Following Mr. Hermiz's appointment on September 4, 2012, Mr. Zampetis will continue as an employee of the Company serving in an advisory capacity to facilitate a smooth transition. As previously announced, Mr. Zampetis will retire from the Company effective December 31, 2012, but will remain a director following his retirement.

“The Board would like to thank Ted Zampetis for his service in leading Shiloh during very difficult times” said Curt Moll. “We are grateful for his significant contributions to Shiloh over the past eleven years, including the leadership and the guidance he provided during the recent global recession. Shiloh would not be where it is today without his dedicated service as President and CEO.”

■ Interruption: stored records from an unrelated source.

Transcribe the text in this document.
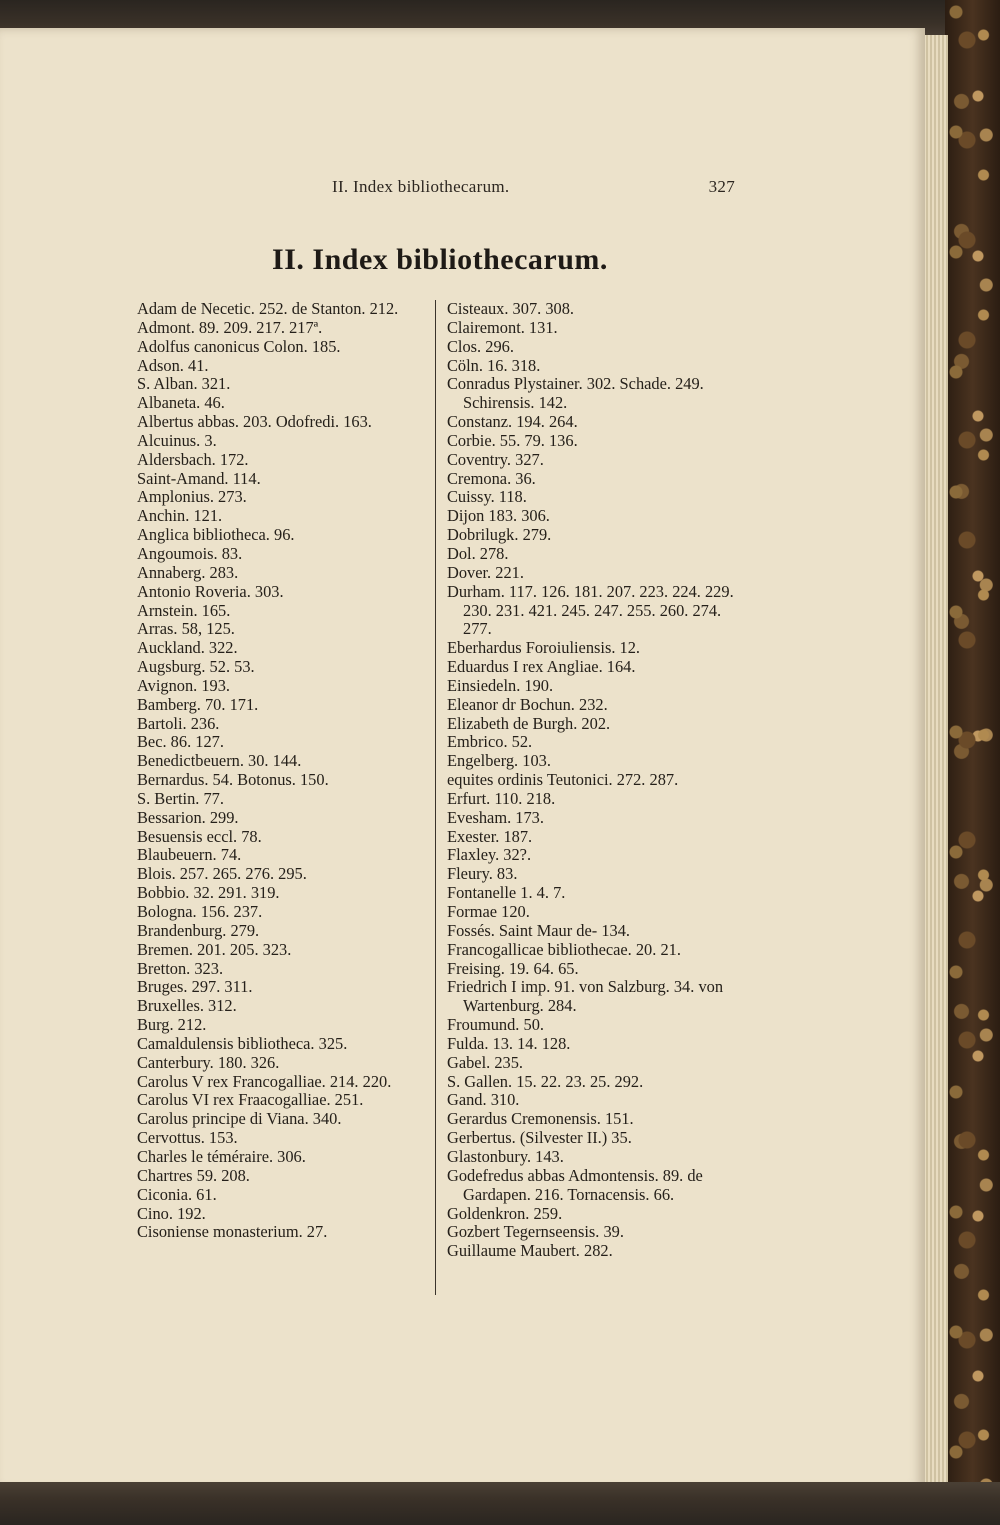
II. Index bibliothecarum.	327
II. Index bibliothecarum.

Adam de Necetic. 252. de Stanton. 212.

Admont. 89. 209. 217. 217ª.

Adolfus canonicus Colon. 185.

Adson. 41.

S. Alban. 321.

Albaneta. 46.

Albertus abbas. 203. Odofredi. 163.

Alcuinus. 3.

Aldersbach. 172.

Saint-Amand. 114.

Amplonius. 273.

Anchin. 121.

Anglica bibliotheca. 96.

Angoumois. 83.

Annaberg. 283.

Antonio Roveria. 303.

Arnstein. 165.

Arras. 58, 125.

Auckland. 322.

Augsburg. 52. 53.

Avignon. 193.

Bamberg. 70. 171.

Bartoli. 236.

Bec. 86. 127.

Benedictbeuern. 30. 144.

Bernardus. 54. Botonus. 150.

S. Bertin. 77.

Bessarion. 299.

Besuensis eccl. 78.

Blaubeuern. 74.

Blois. 257. 265. 276. 295.

Bobbio. 32. 291. 319.

Bologna. 156. 237.

Brandenburg. 279.

Bremen. 201. 205. 323.

Bretton. 323.

Bruges. 297. 311.

Bruxelles. 312.

Burg. 212.

Camaldulensis bibliotheca. 325.

Canterbury. 180. 326.

Carolus V rex Francogalliae. 214. 220.

Carolus VI rex Fraacogalliae. 251.

Carolus principe di Viana. 340.

Cervottus. 153.

Charles le téméraire. 306.

Chartres 59. 208.

Ciconia. 61.

Cino. 192.

Cisoniense monasterium. 27.

Cisteaux. 307. 308.

Clairemont. 131.

Clos. 296.

Cöln. 16. 318.

Conradus Plystainer. 302. Schade. 249. Schirensis. 142.

Constanz. 194. 264.

Corbie. 55. 79. 136.

Coventry. 327.

Cremona. 36.

Cuissy. 118.

Dijon 183. 306.

Dobrilugk. 279.

Dol. 278.

Dover. 221.

Durham. 117. 126. 181. 207. 223. 224. 229. 230. 231. 421. 245. 247. 255. 260. 274. 277.

Eberhardus Foroiuliensis. 12.

Eduardus I rex Angliae. 164.

Einsiedeln. 190.

Eleanor dr Bochun. 232.

Elizabeth de Burgh. 202.

Embrico. 52.

Engelberg. 103.

equites ordinis Teutonici. 272. 287.

Erfurt. 110. 218.

Evesham. 173.

Exester. 187.

Flaxley. 32?.

Fleury. 83.

Fontanelle 1. 4. 7.

Formae 120.

Fossés. Saint Maur de- 134.

Francogallicae bibliothecae. 20. 21.

Freising. 19. 64. 65.

Friedrich I imp. 91. von Salzburg. 34. von Wartenburg. 284.

Froumund. 50.

Fulda. 13. 14. 128.

Gabel. 235.

S. Gallen. 15. 22. 23. 25. 292.

Gand. 310.

Gerardus Cremonensis. 151.

Gerbertus. (Silvester II.) 35.

Glastonbury. 143.

Godefredus abbas Admontensis. 89. de Gardapen. 216. Tornacensis. 66.

Goldenkron. 259.

Gozbert Tegernseensis. 39.

Guillaume Maubert. 282.
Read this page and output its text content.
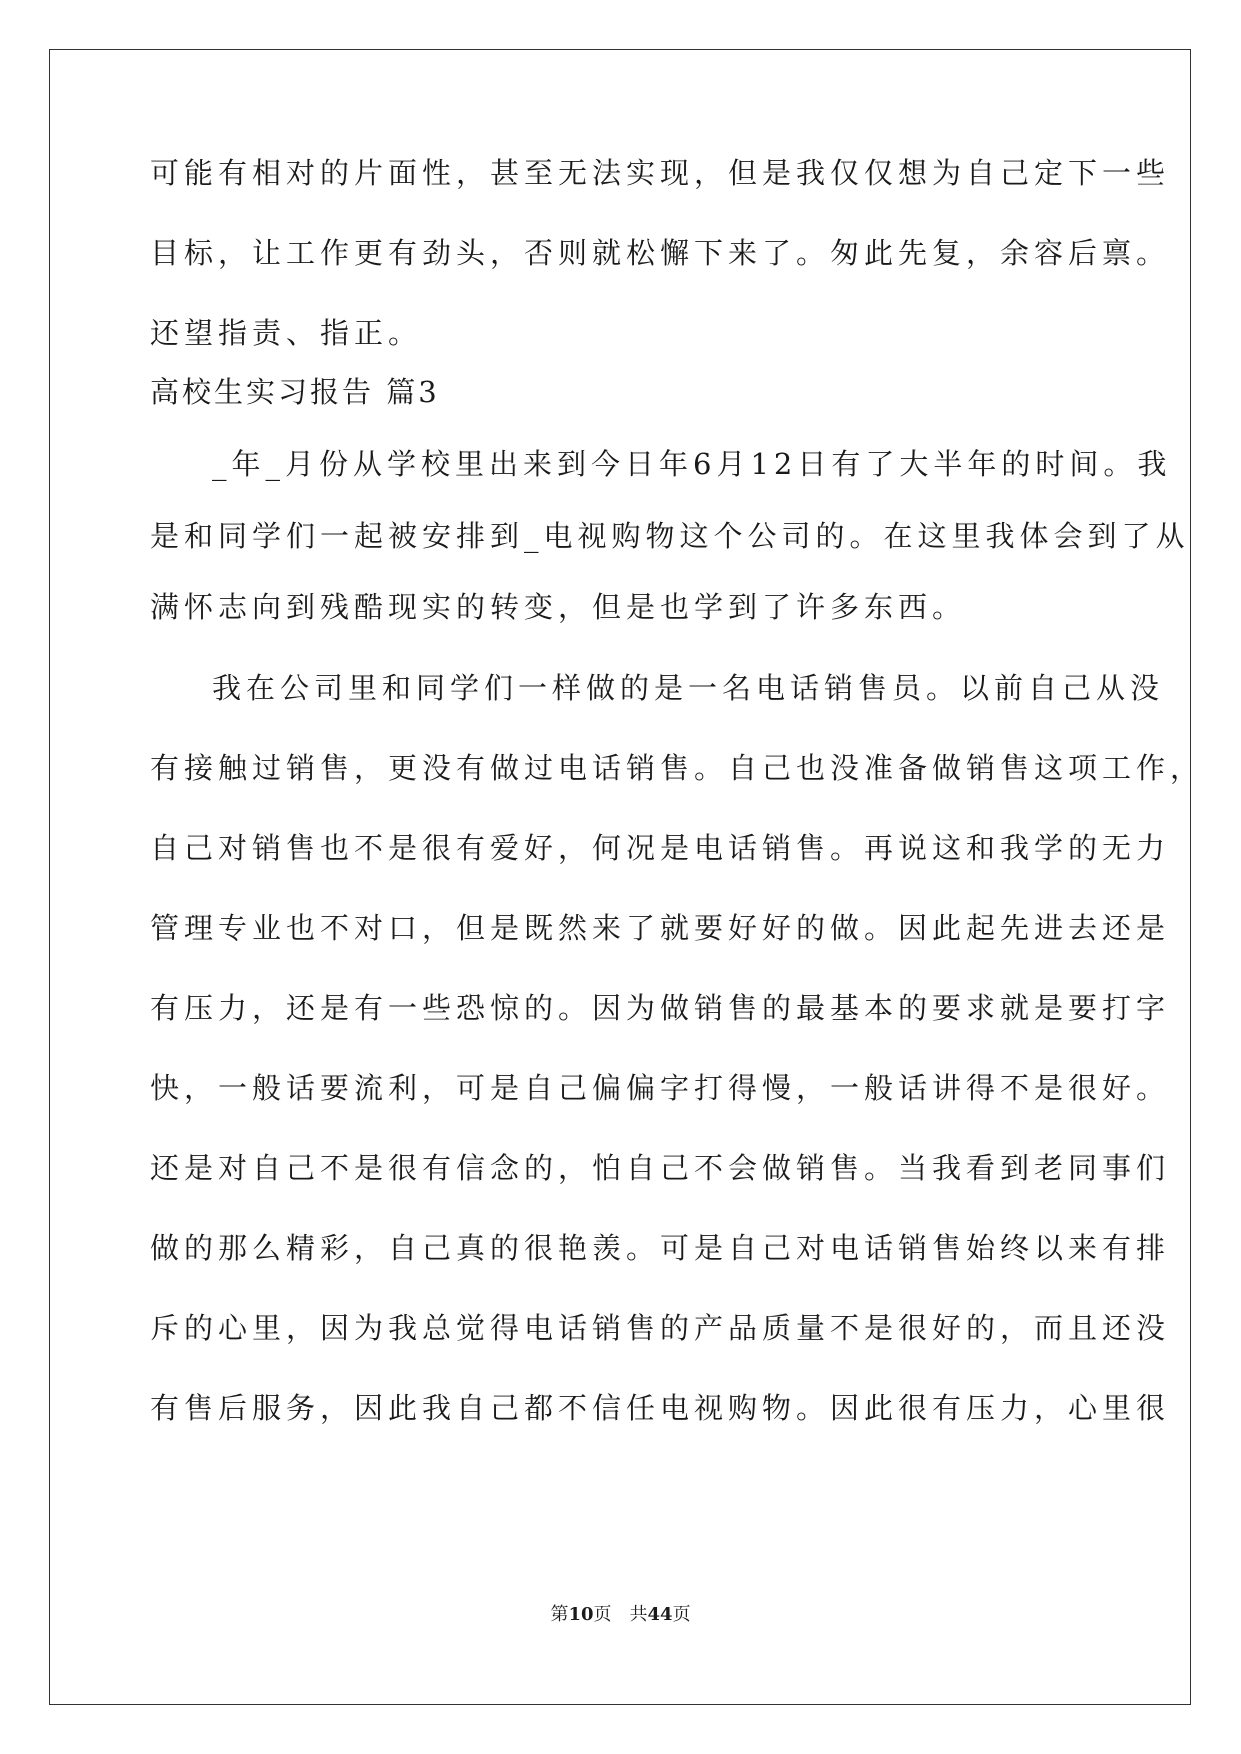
可能有相对的片面性，甚至无法实现，但是我仅仅想为自己定下一些
目标，让工作更有劲头，否则就松懈下来了。匆此先复，余容后禀。
还望指责、指正。
高校生实习报告 篇3
_年_月份从学校里出来到今日年6月12日有了大半年的时间。我
是和同学们一起被安排到_电视购物这个公司的。在这里我体会到了从
满怀志向到残酷现实的转变，但是也学到了许多东西。
我在公司里和同学们一样做的是一名电话销售员。以前自己从没
有接触过销售，更没有做过电话销售。自己也没准备做销售这项工作，
自己对销售也不是很有爱好，何况是电话销售。再说这和我学的无力
管理专业也不对口，但是既然来了就要好好的做。因此起先进去还是
有压力，还是有一些恐惊的。因为做销售的最基本的要求就是要打字
快，一般话要流利，可是自己偏偏字打得慢，一般话讲得不是很好。
还是对自己不是很有信念的，怕自己不会做销售。当我看到老同事们
做的那么精彩，自己真的很艳羡。可是自己对电话销售始终以来有排
斥的心里，因为我总觉得电话销售的产品质量不是很好的，而且还没
有售后服务，因此我自己都不信任电视购物。因此很有压力，心里很
第10页　共44页
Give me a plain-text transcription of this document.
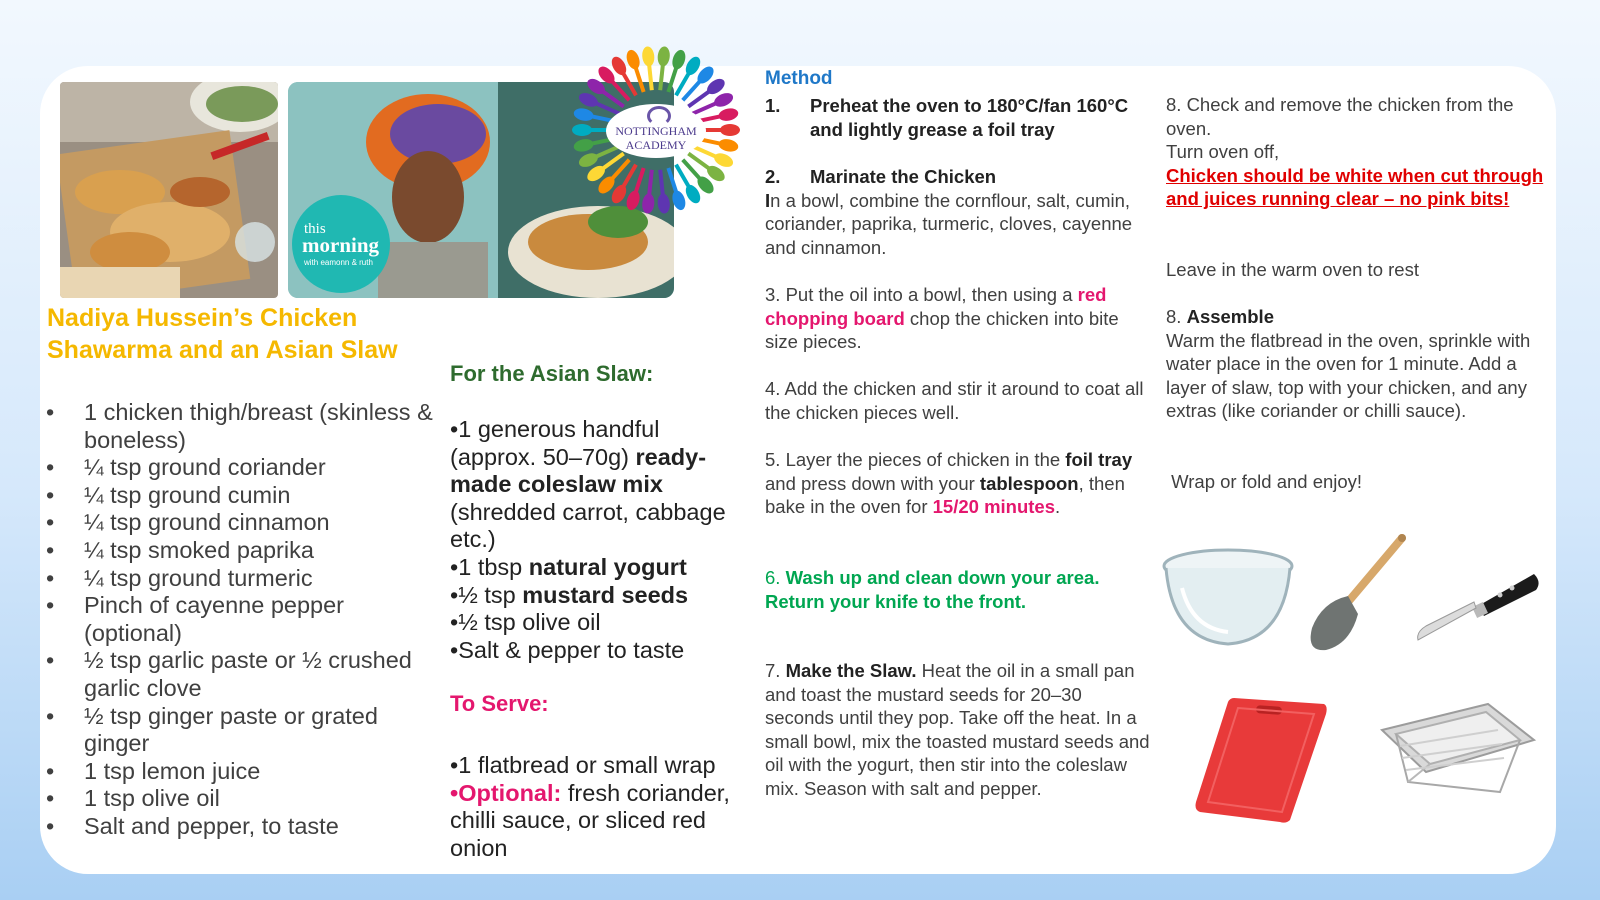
this
morning
with eamonn & ruth
NOTTINGHAM
ACADEMY
Nadiya Hussein’s Chicken Shawarma and an Asian Slaw
• 1 chicken thigh/breast (skinless & boneless)
• ¼ tsp ground coriander
• ¼ tsp ground cumin
• ¼ tsp ground cinnamon
• ¼ tsp smoked paprika
• ¼ tsp ground turmeric
• Pinch of cayenne pepper (optional)
• ½ tsp garlic paste or ½ crushed garlic clove
• ½ tsp ginger paste or grated ginger
• 1 tsp lemon juice
• 1 tsp olive oil
• Salt and pepper, to taste
For the Asian Slaw:
•1 generous handful (approx. 50–70g) ready-made coleslaw mix (shredded carrot, cabbage etc.)
•1 tbsp natural yogurt
•½ tsp mustard seeds
•½ tsp olive oil
•Salt & pepper to taste
To Serve:
•1 flatbread or small wrap
•Optional: fresh coriander, chilli sauce, or sliced red onion
Method
1. Preheat the oven to 180°C/fan 160°C and lightly grease a foil tray
2. Marinate the Chicken
In a bowl, combine the cornflour, salt, cumin, coriander, paprika, turmeric, cloves, cayenne and cinnamon.
3. Put the oil into a bowl, then using a red chopping board chop the chicken into bite size pieces.
4. Add the chicken and stir it around to coat all the chicken pieces well.
5. Layer the pieces of chicken in the foil tray and press down with your tablespoon, then bake in the oven for 15/20 minutes.
6. Wash up and clean down your area. Return your knife to the front.
7. Make the Slaw. Heat the oil in a small pan and toast the mustard seeds for 20–30 seconds until they pop. Take off the heat. In a small bowl, mix the toasted mustard seeds and oil with the yogurt, then stir into the coleslaw mix. Season with salt and pepper.
8. Check and remove the chicken from the oven.
Turn oven off,
Chicken should be white when cut through and juices running clear – no pink bits!
Leave in the warm oven to rest
8. Assemble
Warm the flatbread in the oven, sprinkle with water place in the oven for 1 minute. Add a layer of slaw, top with your chicken, and any extras (like coriander or chilli sauce).
Wrap or fold and enjoy!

Headquartered in Valley City, Ohio, Shiloh Industries is a leading manufacturer of first operation blanks, engineered welded blanks, complex stampings and modular assemblies for the automotive and heavy truck industries. The Company has 14 wholly owned subsidiaries at locations in Ohio, Georgia, Michigan, Tennessee, Kentucky, and Mexico, and employs approximately 1,400.